44条は(高速電車に連絡して乗車する場合における乗継割引料金)
○ICカード乗車券取扱規程

しかしこの条にも、「SF(現金)及びSF(ポイント)の使用条件」や、「料金の支払」の項を読んでもそのような記述は見当たらない。



はてと思い、冊子の別のところを読んでいて、気付いた。割引が適用されないのはおかしいとか言ってわざわざ問い合わせまでしたが、単純な私の勘違いであった。結論から言うと、90分以内に乗継いでいなかったのだ。それは、乗継時刻について書いてあるところを見たときに気付いた。

乗継時刻
<市バス>乗車時にバス料金箱にマナカをタッチした時刻(基幹バス新出来町線では降車時)
<地下鉄>入場駅で改札機にマナカをタッチした時刻

ああ、そうか。この日私が乗ったのは名古屋市バスで唯一、後乗り前降り(料金後払い)である基幹バス新出来町線だった。私が「乗った」と思っていた時刻から30分くらい後の降りた時刻が「乗継時刻」になっていたのだ。さらに地下鉄の改札を「出た」時刻だと思い込んでいたが、「入った」時刻からということらしい。それならば90分は過ぎている。散々盛り上がって申し訳なかった。

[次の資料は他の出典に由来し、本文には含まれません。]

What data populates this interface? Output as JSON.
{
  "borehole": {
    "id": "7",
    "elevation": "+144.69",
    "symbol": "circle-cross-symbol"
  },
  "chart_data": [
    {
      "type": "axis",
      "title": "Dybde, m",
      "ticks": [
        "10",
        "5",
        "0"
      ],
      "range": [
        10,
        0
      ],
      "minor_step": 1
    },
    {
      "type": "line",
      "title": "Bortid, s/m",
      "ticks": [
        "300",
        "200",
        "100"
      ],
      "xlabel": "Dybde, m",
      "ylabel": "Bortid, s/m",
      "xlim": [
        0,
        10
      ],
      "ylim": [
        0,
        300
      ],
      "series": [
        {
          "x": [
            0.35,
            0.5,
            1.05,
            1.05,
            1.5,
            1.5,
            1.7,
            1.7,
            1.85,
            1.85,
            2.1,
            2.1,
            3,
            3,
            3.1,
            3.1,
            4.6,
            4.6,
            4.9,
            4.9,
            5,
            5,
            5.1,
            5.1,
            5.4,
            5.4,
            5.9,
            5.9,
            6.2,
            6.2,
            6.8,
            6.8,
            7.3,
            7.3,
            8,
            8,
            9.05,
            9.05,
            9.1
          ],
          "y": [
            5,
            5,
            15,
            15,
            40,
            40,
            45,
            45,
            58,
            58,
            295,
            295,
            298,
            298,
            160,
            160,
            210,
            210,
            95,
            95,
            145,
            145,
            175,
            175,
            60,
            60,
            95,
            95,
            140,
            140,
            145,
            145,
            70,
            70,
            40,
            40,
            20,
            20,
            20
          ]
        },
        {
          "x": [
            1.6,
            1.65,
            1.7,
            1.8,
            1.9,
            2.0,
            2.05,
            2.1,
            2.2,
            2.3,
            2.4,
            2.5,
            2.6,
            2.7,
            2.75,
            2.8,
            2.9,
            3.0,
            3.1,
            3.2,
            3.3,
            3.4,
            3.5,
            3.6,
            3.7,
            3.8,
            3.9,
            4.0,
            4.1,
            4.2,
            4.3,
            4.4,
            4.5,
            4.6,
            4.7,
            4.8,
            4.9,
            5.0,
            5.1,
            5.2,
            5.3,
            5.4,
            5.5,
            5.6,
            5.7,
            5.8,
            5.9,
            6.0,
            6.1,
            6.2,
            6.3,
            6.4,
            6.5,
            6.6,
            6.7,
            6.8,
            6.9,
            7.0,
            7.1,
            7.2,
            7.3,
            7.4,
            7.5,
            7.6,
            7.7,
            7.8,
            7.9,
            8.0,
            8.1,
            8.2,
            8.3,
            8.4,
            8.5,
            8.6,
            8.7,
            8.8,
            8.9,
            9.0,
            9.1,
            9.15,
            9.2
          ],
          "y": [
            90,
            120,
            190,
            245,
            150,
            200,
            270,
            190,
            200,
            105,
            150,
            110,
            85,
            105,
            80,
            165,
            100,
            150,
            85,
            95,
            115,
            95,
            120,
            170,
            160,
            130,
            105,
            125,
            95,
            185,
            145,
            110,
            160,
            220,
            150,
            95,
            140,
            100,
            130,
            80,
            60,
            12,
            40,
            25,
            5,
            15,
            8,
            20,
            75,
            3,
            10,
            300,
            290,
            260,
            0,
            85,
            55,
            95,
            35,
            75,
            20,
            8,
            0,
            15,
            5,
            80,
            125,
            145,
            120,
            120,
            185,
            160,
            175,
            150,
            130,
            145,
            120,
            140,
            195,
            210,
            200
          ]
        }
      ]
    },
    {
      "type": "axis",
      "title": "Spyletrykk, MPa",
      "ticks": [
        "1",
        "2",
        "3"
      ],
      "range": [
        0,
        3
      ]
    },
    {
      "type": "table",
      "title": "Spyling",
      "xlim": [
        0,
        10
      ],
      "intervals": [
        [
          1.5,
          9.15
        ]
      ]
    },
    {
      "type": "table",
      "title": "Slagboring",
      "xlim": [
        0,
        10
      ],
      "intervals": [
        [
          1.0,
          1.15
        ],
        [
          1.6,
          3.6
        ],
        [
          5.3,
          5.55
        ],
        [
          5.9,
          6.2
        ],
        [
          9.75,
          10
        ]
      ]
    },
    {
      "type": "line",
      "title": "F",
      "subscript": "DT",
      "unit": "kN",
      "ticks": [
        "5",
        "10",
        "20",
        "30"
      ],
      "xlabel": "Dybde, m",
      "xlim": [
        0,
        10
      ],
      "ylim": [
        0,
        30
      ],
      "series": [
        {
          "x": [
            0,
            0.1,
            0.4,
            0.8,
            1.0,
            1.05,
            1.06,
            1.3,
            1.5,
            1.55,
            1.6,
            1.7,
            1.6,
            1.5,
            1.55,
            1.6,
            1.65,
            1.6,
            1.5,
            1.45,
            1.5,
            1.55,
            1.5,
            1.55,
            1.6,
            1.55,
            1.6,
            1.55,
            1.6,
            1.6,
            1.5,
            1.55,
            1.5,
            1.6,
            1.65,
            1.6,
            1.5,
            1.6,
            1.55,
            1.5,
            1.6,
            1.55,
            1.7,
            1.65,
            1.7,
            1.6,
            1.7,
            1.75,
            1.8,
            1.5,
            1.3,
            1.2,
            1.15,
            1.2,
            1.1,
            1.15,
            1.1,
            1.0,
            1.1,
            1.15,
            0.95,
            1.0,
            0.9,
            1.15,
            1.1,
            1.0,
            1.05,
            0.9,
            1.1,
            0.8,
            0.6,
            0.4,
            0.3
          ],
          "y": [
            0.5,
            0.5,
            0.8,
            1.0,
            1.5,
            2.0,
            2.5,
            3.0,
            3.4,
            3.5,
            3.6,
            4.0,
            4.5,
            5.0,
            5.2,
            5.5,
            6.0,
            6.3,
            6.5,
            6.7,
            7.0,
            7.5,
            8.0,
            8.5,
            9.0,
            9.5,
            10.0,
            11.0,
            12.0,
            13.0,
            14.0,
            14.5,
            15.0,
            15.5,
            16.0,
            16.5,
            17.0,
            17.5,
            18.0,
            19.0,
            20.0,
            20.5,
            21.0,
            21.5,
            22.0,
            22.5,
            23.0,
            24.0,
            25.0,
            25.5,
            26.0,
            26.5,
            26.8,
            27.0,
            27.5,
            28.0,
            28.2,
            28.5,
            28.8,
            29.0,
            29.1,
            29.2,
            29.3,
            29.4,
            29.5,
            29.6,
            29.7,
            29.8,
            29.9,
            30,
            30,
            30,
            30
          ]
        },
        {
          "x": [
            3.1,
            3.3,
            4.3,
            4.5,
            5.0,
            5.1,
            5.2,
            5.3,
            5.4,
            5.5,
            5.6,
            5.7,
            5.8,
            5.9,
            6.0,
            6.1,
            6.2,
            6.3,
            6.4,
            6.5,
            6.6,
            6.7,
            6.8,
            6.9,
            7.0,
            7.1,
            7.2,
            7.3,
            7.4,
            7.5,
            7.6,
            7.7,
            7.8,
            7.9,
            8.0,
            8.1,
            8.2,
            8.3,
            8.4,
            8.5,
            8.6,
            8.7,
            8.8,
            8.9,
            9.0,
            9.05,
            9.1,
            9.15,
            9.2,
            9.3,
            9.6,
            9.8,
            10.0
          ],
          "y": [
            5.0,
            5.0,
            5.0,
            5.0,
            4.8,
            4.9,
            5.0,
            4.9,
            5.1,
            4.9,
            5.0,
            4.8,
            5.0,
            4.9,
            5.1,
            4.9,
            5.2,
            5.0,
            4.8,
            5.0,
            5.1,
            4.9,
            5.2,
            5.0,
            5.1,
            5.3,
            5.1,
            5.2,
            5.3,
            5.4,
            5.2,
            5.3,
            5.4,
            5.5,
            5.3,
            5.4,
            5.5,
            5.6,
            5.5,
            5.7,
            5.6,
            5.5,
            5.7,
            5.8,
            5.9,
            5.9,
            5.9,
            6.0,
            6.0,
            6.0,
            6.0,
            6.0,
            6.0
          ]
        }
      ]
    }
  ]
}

まあしかし言い訳だが、この乗継ぎ時刻がどの時点かというのは、結構くせ者な気がする。規程には厳密な定めがないようだ。名鉄バスでは乗車時と降車時の両方を基準にするが、市バスでは料金箱にタッチする時だけ。地下鉄の入場時から基幹バスの降車時までは要注意だ。



改めてまとめておこう。

  • manacaマイレージポイント還元分にも(条件を満たせば)乗継割引が適用される。
  • 乗継時刻の90分には要注意。
  • ポイント還元で乗車した分にはポイントはつかない。


▲基幹2号系統、新出来町線のバスは道路中央部分にバス停とバスレーンがある全国でも珍しい形態をとる路線でもある。

*1:(株)エムアイシー発行のカード。(株)名古屋交通開発機構発行のカードは非対応。

*2:ポイント付与率は利用時間帯などにより変動する。公式サイト参照。

*3:券売機では20件まで。Suicaでは同じ履歴は一度しか印字出来ないがmanacaは何度でも可。